Elle sourit intérieurement en réalisant qu'elle venait d'écrire la première page d’un souvenir absolument inoubliable.
Hermione était en état d'excitation pure. Alors que la salle se remplissait et que des accords de guitare résonnaient en coulisses, elle avait du mal à croire que tout cela était réel. Mais à 20h précises, les lumières s'éteignirent brièvement, puis le rideau se leva, révélant une scène inondée d’une lueur rouge envoûtante.
Lorsqu'une silhouette familière traversa la scène avec une nonchalance assumée, Hermione se pinça littéralement pour s'assurer qu'elle ne rêvait pas.
Mais non. Elle y était. Elle assistait à un concert de Siouxsie and the Banshees à leur apogée.
Dès les premières notes du deuxième morceau, "Halloween", la foule entra en transe. L’énergie électrique qui parcourait la salle était presque palpable. Hermione se laissa emporter par le rythme hypnotique, son cœur battant au même tempo que la musique.

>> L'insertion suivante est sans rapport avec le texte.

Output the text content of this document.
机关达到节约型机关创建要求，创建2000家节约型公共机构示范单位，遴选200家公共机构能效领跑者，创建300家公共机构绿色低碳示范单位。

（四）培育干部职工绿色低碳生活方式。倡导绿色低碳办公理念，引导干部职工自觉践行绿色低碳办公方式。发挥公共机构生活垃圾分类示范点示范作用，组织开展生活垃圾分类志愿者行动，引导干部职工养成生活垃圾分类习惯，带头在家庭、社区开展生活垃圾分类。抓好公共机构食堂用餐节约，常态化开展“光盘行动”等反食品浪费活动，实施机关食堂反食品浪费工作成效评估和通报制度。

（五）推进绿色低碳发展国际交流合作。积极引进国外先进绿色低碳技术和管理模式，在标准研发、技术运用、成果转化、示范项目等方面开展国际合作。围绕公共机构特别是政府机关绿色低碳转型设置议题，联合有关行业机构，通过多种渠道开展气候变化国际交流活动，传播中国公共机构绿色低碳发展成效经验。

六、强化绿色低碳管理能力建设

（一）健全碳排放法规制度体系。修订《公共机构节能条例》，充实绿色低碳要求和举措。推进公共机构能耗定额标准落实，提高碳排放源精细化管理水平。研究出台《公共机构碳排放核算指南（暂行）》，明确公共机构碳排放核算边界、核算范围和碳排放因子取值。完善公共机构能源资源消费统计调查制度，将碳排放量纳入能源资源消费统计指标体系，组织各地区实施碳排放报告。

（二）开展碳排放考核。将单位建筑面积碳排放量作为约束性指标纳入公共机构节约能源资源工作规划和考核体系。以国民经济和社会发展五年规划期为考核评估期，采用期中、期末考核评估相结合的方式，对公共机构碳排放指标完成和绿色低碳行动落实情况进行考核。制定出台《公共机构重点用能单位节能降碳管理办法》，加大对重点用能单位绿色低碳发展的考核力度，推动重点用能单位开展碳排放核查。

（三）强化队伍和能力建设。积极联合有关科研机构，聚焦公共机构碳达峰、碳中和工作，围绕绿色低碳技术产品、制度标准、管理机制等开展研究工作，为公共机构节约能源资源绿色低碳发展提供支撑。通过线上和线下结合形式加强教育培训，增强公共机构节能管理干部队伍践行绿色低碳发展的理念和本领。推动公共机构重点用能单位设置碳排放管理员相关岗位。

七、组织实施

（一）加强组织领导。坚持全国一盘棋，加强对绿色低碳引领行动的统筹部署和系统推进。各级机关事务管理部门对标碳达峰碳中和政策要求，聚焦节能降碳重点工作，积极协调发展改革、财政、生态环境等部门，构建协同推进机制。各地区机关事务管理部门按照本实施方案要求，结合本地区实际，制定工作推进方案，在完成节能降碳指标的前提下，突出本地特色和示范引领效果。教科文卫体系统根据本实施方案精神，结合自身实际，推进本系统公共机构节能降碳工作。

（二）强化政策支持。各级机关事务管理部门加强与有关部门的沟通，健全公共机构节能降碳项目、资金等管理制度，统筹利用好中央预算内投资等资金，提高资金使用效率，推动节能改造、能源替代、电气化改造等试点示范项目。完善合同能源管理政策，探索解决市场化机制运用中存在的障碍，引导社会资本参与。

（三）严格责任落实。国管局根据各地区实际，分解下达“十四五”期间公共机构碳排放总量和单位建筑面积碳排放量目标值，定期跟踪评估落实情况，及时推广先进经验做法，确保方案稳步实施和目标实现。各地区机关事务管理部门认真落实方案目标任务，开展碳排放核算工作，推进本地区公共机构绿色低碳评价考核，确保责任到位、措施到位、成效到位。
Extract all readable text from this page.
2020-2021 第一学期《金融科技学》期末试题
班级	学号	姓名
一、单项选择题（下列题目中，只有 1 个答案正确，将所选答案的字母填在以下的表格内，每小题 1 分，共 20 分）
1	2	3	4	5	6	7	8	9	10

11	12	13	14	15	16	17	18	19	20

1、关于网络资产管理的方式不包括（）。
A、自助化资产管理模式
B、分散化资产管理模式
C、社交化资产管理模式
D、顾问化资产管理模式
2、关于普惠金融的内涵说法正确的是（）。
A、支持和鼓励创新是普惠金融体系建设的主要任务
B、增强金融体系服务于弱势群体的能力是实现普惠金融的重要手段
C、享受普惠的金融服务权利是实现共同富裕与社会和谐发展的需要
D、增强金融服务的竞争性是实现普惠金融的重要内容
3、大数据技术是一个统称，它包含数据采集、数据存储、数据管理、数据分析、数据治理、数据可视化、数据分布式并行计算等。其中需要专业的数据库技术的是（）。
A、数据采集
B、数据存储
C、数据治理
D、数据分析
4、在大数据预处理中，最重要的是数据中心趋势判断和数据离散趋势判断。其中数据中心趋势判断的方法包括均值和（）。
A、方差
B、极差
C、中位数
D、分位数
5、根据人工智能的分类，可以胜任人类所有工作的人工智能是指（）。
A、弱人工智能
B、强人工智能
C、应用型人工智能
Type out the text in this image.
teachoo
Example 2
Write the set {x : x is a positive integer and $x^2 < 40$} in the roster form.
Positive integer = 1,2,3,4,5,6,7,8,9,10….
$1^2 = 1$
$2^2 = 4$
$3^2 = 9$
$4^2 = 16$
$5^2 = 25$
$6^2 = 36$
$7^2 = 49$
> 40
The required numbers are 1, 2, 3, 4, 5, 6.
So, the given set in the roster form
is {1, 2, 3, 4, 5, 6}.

Ce qui la frappait, c'était la jeunesse et la vitalité du groupe. Il y avait une intensité brute, une fougue indomptable dans leur performance. Siouxsie, avec son regard félin et ses yeux soulignés de khôl, captait l’attention comme une prêtresse en pleine invocation mystique. Hermione était ensorcelée par cette présence féroce, par cette sexualité assumée qui transpirait à chaque mouvement.
Pendant un bref instant, même Fleur s’effaça de son esprit.
Hermione pouvait être éperdument amoureuse, mais elle restait avant tout terriblement humaine.
Elle porta ensuite son attention sur John McGeoch, le guitariste virtuose dont le talent n’avait d’égal que l’intensité avec laquelle il jouait. Elle connaissait son histoire… trop bien même. Il quitterait bientôt le groupe, rongé par une crise nerveuse, et son destin prendrait une tournure tragique.
En 2004, il mourrait dans son sommeil à seulement 48 ans.
Soudain, chaque note de sa guitare résonna différemment aux oreilles d'Hermione. Son jeu, empreint de grâce et de mélancolie, prit une dimension presque funèbre.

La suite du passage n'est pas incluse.